Current Seed Grants 2024

Graphs are a major part of science, as many computational problems in various fields can be modeled or solved using graphs. In many cases, there are two aspects to the solution. One is the high-level algorithmic aspect, e.g., the mathematical modeling of the problem and the algorithm for its solution, and the other aspect is the infrastructure of the computation, e.g., the efficient (parallel) implementation of the methods on common or dedicated hardware. As everyday problems only get bigger and more complex, there is a growing need for scalable graph algorithms and their efficient implementation. Hence, in this research, we wish to improve the scalability of computational graph primitives and parallel implementation of low-level algorithms, and embed them in graph signal processing tools and graph neural networks for various applications. We will consider mostly GPU hardware, but also CPU and the new Maverick chip in collaboration with NextSilicon (https://www.nextsilicon.com/maverick).

Preference queries leverage different preference aggregation methods to aggregate individual preferences in a systematic manner and come up with a single output  that is most representative. These queries are prevalent in high-fidelity applications, including search, ranking and recommendation, hiring and admission, and electoral voting systems. In many such applications the preference queries are perpetual; that is, they need to be aggregated over time. While non-perpetual preference aggregation methods are well studied, this is not the case in the perpetual setting. We plan to explore methods to perpetually aggregate individual preferences in a systematic manner and come up with an output over the time horizon that is most representative. We plan to investigate the computational complexity of these methods and design efficient algorithms to implement them either exactly or approximately. We also plan to design optimal or near optimal algorithms for perpetual preference aggregation that satisfy fairness constraints employing two complementing approaches. In the first approach we are going to define a metric on the possible outcomes of the perpetual preference aggregation and find the outcome that satisfies the fairness constraint and is also closest (with respect to the defined metric) to the best unconstrained outcome. In the second approach we are going to define a metric on the possible inputs and find the smallest amount of change in the input (with respect to the defined metric) that guarantees that the best unconstrained outcome satisfies the fairness constraints.

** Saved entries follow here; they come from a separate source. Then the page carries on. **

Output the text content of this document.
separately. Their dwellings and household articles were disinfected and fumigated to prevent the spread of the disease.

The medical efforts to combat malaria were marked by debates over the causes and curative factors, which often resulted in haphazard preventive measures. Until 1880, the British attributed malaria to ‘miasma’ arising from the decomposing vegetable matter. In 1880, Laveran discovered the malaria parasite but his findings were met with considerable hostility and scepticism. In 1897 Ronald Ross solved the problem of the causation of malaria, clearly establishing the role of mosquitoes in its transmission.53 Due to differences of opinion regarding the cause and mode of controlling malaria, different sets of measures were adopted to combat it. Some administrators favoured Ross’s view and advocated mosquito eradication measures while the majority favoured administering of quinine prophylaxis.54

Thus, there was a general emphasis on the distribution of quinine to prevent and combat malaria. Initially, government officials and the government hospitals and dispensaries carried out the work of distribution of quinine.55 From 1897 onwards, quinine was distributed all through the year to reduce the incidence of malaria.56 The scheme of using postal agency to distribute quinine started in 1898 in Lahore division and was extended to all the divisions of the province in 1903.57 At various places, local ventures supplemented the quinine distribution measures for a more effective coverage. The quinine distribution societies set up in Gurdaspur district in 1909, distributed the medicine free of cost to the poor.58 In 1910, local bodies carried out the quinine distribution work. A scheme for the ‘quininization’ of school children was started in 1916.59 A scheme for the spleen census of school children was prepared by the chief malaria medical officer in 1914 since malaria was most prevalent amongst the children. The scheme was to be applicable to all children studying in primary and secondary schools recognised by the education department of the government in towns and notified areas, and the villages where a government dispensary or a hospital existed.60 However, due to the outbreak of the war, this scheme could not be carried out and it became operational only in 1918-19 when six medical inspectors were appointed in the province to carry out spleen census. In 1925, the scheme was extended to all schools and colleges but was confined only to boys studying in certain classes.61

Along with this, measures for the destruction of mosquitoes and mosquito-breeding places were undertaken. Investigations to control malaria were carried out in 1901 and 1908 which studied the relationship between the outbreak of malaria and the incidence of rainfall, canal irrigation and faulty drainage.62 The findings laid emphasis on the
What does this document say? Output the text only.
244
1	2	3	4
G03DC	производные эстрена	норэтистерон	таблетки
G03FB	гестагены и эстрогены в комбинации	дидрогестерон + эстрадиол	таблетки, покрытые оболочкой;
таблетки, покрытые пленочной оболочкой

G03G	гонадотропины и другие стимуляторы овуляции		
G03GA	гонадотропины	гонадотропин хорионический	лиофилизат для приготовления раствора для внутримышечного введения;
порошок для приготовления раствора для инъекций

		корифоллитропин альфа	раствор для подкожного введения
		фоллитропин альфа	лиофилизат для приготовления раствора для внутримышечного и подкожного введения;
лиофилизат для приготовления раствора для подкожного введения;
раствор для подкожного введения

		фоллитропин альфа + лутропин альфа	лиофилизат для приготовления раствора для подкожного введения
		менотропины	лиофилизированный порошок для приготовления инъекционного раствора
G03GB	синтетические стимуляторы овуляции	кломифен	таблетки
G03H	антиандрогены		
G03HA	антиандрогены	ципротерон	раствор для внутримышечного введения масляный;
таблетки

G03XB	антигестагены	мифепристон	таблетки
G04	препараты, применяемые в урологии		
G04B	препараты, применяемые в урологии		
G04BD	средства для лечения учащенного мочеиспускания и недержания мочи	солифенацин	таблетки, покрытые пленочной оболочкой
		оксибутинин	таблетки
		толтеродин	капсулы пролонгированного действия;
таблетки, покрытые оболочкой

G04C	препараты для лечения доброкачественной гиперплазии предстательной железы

Recent reports suggest that robots in care and home settings may help battle loneliness in the older population and serve as useful aids in therapy and rehabilitation. While the concept of socially assistive robots holds promise, long-term, sustained use has not yet been achieved. Our goal is to design robots that are adaptive – that understand their human partners better and are affective – to both persistent and transient characteristics of the person (e.g., attachment styles and moods) with the aim of achieving better interactions between people, and assistive agents and sustain engagement levels. Clinical studies and self-reports can offer valuable insights regarding behavioral, functional, psychological, and social changes in users, but they are often limited by cost and scale. Through this project, we aim to explore the feasibility of using multimodal wearable sensors as an alternative that can alleviate these shortcomings through continuous, objective, real-time measurements of user progress while interacting with these robots. We aim to develop a multi-physiological sensing framework for real-time cognitive and microexpression detection, specifically, to infer users’ attachment styles, and conduct user studies to study the impact of spatio-social-awareness on long-term affective interactions. The technical solutions we propose in this work fall broadly under the topics of: (1) Affective Computing and Human-Robot-Interaction, (2) Mobile and Pervasive Computing, and (3) Artificial Intelligence of Things.

MicroRNAs (miRNAs) are small non-coding RNAs involved in post-transcriptional gene regulation, impacting diverse biological processes and disease pathogenesis. Despite their importance, accurately identifying miRNA promoter regions and distinguishing genuine precursor miRNAs from genomic hairpin-like structures remain challenging. Leveraging Large Language Models (LLMs) like GPT and BERT offers promise in modeling miRNA sequences and structures, but their application to genomics faces difficulties due to differences in data structure and tokenization. Additionally, existing explainability tools for LLMs are not suited for genomic data analysis. This proposal seeks to address these challenges by adapting LLM algorithms and explainability tools to genomic contexts, focusing on miRNA promoter classification and pre-miRNA identification. The goal is to enhance prediction accuracy and provide tailored explainability outputs for genomic language analysis.

Our research addresses realistic distributed applications, in which humans and technology interact and aim to optimize mutual goals (e.g., IoT applications). These include, among others, device scheduling in smart homes, target tracking in sensor networks, and disaster response. All these include multiple events that require service from a team of agents.

Recently, the Service-Oriented Multi-Agent Optimization Problems (SOMAOP) model was proposed for representing such scenarios, along with algorithms for solving them. Unlike former approaches, in SOMAOP, there are two types of agents: service-requesting agents and service-supplying agents. SOMAOP-solving algorithms manipulate auction and matching methods to achieve high-quality schedules for service providers. However, the SOMAOP model did not include means for representing uncertainty elements, which are common in such scenarios. In this research, we will extend the SOMAOP model so that such uncertain elements can be represented, and we will propose algorithms for solving the extended model.